In Britain, the long twentieth century of industrialisation had left wages high, even in humble trades, because the country’s great productive engines — manufacturing, finance, engineering — had dragged the national pay scale upward. On average, waiters' wages had to keep pace with technicians' - or too many would vanish to the better-paid jobs.

Prague, by contrast, was emerging from socialism: its capital stock and technology were still years behind. The waiters, the musicians, the chefs had world-class skills but all earned local wages anchored to modest Czech productivity. Their artistry cost little in pounds sterling because purchasing power parity had not yet caught up.

In competitive labour markets, firms bid for workers. Employers in high-productivity sectors can afford to pay more because each worker’s output, magnified by their expertise and amplified by the power of machines, generates greater value.

To hold their staff, firms in slower sectors must match the going rate. Thus wages converge across the economy, even where productivity does not. When Britain’s advanced industries lifted average wage costs, restaurant meal and haircut prices rose too.

Prague’s had not yet done so; our meals and accommodation were, temporarily, a bargain.
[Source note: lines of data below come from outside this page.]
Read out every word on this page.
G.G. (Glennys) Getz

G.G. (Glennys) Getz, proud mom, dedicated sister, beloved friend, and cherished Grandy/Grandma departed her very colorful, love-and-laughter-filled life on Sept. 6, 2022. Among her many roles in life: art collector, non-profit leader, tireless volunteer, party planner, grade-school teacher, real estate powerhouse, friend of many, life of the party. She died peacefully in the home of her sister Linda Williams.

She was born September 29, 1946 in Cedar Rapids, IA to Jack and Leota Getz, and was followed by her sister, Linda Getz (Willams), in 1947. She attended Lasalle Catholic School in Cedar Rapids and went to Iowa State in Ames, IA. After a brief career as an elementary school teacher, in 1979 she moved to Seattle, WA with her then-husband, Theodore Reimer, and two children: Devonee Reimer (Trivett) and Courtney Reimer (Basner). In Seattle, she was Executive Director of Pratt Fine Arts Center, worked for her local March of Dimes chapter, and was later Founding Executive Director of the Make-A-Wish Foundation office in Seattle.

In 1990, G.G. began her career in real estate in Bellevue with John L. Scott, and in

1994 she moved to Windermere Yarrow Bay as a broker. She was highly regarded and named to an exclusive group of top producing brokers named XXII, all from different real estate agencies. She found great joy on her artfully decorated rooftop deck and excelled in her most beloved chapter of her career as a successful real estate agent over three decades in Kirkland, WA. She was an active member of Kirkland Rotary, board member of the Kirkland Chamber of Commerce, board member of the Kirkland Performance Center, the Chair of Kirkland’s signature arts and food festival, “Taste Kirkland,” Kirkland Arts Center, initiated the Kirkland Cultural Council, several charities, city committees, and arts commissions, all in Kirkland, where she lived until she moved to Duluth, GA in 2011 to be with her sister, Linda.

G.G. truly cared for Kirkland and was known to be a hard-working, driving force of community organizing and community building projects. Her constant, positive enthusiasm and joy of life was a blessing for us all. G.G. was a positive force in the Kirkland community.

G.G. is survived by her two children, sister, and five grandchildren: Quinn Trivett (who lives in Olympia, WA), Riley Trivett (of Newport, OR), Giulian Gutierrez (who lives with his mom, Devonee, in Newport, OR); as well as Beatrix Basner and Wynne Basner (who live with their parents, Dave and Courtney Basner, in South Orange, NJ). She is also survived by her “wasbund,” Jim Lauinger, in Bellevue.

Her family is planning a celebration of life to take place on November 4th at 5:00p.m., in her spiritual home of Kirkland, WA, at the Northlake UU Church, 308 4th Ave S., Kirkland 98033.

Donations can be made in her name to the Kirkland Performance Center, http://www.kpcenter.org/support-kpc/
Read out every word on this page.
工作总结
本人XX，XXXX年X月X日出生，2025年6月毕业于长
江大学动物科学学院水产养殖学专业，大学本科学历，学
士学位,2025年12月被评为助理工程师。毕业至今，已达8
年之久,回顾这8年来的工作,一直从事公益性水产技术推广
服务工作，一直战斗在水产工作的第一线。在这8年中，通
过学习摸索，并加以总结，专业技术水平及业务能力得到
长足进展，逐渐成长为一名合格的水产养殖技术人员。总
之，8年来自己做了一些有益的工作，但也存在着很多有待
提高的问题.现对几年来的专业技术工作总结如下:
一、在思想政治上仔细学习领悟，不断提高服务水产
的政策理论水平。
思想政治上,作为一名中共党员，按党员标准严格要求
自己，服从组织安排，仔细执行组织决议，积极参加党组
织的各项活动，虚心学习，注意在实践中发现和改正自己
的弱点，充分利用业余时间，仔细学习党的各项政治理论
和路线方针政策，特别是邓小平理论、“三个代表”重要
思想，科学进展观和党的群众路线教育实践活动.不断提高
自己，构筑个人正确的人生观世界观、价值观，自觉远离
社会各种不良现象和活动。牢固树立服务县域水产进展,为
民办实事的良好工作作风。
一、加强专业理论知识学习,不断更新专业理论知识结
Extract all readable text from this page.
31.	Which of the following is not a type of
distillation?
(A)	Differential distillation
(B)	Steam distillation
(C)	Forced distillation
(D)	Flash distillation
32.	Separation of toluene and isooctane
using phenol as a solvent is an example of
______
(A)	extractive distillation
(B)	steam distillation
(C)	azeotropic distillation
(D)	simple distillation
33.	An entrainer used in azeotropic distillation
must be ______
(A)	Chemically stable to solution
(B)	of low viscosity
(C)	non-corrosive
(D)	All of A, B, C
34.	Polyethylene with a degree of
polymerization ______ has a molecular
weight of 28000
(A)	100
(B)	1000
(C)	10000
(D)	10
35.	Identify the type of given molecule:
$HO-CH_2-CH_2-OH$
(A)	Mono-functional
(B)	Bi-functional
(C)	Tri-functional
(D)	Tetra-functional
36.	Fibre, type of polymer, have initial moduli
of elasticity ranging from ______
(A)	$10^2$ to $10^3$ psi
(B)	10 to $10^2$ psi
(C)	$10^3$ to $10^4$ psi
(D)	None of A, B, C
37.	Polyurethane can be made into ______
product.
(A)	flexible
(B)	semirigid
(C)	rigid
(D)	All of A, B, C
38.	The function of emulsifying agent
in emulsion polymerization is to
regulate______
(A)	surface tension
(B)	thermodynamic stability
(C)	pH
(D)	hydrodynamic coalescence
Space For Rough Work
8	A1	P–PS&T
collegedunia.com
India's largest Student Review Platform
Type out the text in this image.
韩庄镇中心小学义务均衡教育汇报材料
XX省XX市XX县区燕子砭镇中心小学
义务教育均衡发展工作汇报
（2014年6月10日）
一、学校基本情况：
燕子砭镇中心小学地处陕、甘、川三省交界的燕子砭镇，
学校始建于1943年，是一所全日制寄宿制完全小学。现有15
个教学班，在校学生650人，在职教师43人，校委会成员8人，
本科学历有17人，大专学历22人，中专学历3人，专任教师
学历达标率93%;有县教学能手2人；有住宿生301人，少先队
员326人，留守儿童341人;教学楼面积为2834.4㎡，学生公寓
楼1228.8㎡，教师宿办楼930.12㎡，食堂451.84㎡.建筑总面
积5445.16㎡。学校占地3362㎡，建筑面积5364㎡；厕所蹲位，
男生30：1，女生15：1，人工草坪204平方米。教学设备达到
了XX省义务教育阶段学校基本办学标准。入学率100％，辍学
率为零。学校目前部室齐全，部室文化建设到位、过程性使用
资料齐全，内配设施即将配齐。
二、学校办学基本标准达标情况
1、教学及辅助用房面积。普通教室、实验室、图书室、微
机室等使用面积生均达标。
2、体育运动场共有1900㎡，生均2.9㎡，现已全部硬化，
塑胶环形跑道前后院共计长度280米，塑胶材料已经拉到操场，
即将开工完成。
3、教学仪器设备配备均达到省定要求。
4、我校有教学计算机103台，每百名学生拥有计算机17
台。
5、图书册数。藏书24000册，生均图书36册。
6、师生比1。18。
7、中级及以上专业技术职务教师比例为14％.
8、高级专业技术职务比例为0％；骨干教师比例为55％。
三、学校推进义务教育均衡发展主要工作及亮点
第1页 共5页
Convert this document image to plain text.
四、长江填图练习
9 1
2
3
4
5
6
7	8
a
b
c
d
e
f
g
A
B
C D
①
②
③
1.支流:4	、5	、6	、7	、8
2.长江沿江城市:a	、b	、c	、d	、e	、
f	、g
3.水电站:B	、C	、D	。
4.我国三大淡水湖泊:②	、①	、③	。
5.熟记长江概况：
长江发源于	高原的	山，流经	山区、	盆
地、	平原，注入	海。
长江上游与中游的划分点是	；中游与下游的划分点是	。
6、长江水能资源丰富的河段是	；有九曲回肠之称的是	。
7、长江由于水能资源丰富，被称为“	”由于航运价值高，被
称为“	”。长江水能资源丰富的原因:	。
Within a decade the balance began to shift. Capital investment kicked in, productivity increased, wages in the Czech Republic rose, tourism surged, and the hidden subsidy of underpaid service labour faded. The same dinner now costs what it does in London or Paris. 

Still, I remember those evenings by the Vltava with a certain nostalgia: the music drifting from the embankment cafés, Clare laughing over a glass of Moravian wine, the quiet astonishment that something so lovely could be so affordable in a setting so beautiful.